Забурунный тянул ту песню, о которой издавна сложилась присказка:
Казак на возу сена ехал с поля домой. Долгие версты качался он по пыльной жаркой дороге и все время пел одну и ту же песню. И песня эта была только одно слово: «Гвоздик». «Е-ей-аа… ой-да-ну-да-гво… Ей-гво…» Дорога тряская, но мягкая. Никто не встречается на пути и не обгоняет. Задремлет казак, уткнется в сено и забудет про песню. Но вот на кочке встряхнет его, он поднимет взлохмаченную голову, дернет за вожжи: «Но!» — и опять начинает: «О-о-их-и-и-во-ты-гво… Ей-гво…» Так и пел всю дорогу. И потом, когда арба уже уперлась оглоблей в ворота, казак вскочил: «Тпру!», матюкнул лошадь за недогадливость — нет чтобы остановиться в двух шагах от ворот. Ну, как же открывать? — и, передохнув, закончил песню: «..здик!»

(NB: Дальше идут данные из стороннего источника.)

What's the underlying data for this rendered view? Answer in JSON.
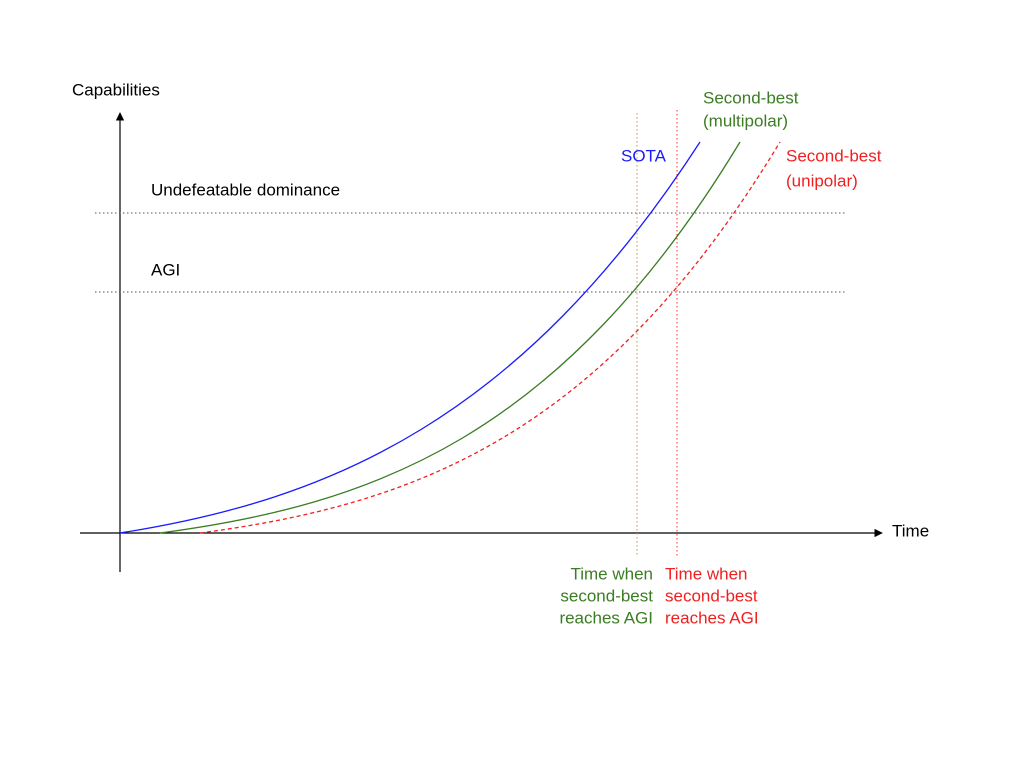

Быть может, Забурунный тоже доехал бы до ворот со своей песней. Но вот нога его соскользнула со спины маштака, он накренился и увидел под копытами кизячные размытые дождем угли. «Хм! Кто же тут жег? — удивился он. — Как это… попали сюда?» Но его удивленье стало еще больше, когда он на фоне темно-зеленого аржанца увидел светлую полосу. Забурунный подъехал ближе, выпустил зажатого между ног маштака и, не веря глазам, пощупал землю: она была мягкая и податливая. Пшеничные всходы были свежие, сочные, густые. «Что за оказия, а ведь это хлеб! — Забурунный сорвал щепоть стебельков, засунул в рот, пожевал. — Как же это… Кто же сеял тут? Хм! Нешто сама как?..» Он, как сурок из норы, покрутил головой, проверил себя — не заехал ли куда-нибудь в чужое поле. Но все было на месте: вон и курган стоит позади, тот самый, подле которого в прошлом году он зарезал косой двух перепелок, а потом и косу в бобовнике отломил; вон и мысок блестит солончаковой хребтиной, будто солью кто посыпал; а за ним будет прудовая лощина, — сейчас ее не видать за мысом, — а там в семи верстах и хутор должен быть; вон и мельницы слободские вертятся, словно зазывают к себе: здесь, мол, мы. У Забурунного ворохнулось подозрение: «А не хохлы ли это настряпали?» И он из-под руки взглянул на маячившие вдалеке слободские халупы. «А ведь, должно, они». Натолкав «жар-птице» шишку на боку, он объехал полосу кругом. По его подсчетам выходило не меньше десяти сотейников. «Ну, само собой — это хохлы, кто же больше, — окончательно укрепилась его мысль. — Но как же мне быть теперь? Ведь атаман кожу с меня спустит. Что, скажет, смотрел!» Забурунный решил было не говорить атаману. Может быть, пройдет как-нибудь, не заметят. Но потом испугался: ведь косить приедут — все равно узнают, будет хуже. «Надо бежать». Он подобрал ноги, стукнул ладонью маштака по холке и помчался к кургану.